Le précédent de l'AEPD révèle ce que l'Espagne espère répliquer, et ce qui n'est pas garanti
Pour mesurer le pari espagnol, un parallèle historique s'impose, et un seul mérite d'être développé : celui de l'Agencia Española de Protección de Datos (AEPD).
L'AEPD a été créée par la Ley Orgánica 5/1992 (LORTAD), son premier directeur ayant été nommé le 22 octobre 1993, ce qui plaça l'Espagne six ans avant la directive européenne de 1995 sur la protection des données. Trois décennies plus tard, l'AEPD est devenue l'une des autorités de protection des données les plus actives de l'Union : selon sa Memoria de actuación 2025 présentée le 6 mai 2026, elle a exercé en 2025 comme autorité chef de file dans 47 procédures transfrontalières (contre 22 en 2024, soit une hausse de 114 %) et coopéré sur 419 autres. La même année, elle a reçu 30 931 réclamations (en hausse de 64 %), prononcé 326 procédures de sanction et infligé un montant de 48 108 765 euros (en hausse de 35 % sur 2024), avec une amende record de plus de 10 millions d'euros à AENA SME SA pour l'usage de la biométrie aéroportuaire.
Le parallèle est structurellement pertinent parce qu'il montre le modèle que l'AESIA aspire à répliquer : une autorité espagnole autonome, techniquement outillée, précoce et sanctionnatrice, qui transforme une avance institutionnelle en influence réglementaire européenne.
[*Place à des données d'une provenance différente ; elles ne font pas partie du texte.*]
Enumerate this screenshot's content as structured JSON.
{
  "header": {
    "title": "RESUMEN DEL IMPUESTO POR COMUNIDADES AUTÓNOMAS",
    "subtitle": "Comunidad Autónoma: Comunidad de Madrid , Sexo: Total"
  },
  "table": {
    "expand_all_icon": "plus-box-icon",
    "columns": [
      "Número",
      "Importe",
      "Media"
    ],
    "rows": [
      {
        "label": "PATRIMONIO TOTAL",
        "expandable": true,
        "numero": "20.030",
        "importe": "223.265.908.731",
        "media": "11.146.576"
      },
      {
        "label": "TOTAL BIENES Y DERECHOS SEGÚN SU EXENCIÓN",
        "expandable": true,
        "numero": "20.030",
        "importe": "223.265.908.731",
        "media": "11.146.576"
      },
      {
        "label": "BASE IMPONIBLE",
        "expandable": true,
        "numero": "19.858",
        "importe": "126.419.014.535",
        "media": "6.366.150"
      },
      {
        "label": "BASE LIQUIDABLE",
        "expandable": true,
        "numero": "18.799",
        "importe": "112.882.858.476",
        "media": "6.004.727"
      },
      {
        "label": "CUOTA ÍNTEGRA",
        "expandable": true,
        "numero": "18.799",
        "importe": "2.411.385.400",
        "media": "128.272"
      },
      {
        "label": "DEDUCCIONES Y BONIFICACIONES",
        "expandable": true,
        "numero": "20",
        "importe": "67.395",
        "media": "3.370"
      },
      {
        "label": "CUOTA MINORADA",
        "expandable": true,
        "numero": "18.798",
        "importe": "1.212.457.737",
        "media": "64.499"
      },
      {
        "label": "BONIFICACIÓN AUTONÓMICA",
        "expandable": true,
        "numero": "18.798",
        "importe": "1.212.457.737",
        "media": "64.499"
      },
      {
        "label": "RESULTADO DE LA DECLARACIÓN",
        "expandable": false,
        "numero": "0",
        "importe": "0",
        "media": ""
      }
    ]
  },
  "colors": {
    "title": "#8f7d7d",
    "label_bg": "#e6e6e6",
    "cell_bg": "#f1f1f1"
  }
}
Le ministère et l'agence ne s'en cachent pas, décrivant l'AESIA comme l'équivalent pour l'IA de ce que l'AEPD est pour les données.
Mais le parallèle révèle aussi la fragilité du pari. L'AEPD a mis des années, et une pression réglementaire européenne massive avec le RGPD, pour atteindre sa capacité actuelle. L'AESIA, elle, part d'une base bien plus modeste. Là où le discours officiel évoquait une cible de 70 à 80 agents, une réponse gouvernementale au Parti populaire de septembre 2025 chiffrait l'effectif réel à 23 personnes, et le premier bilan de l'agence à l'été 2025 parlait de « près de 30 » recrutements. Le communiqué de décembre 2025 annonçant la nomination d'Alberto Gago évoquait un effectif devant atteindre 55 personnes « le trimestre prochain ». Répliquer l'AEPD suppose une montée en charge qui, à ce jour, reste largement devant l'agence.
Le budget de l'AESIA est le non-dit central des deux récits
C'est ici que se loge l'angle mort le plus révélateur, et il contredit une croyance répandue, y compris dans la présentation qui a motivé cet article.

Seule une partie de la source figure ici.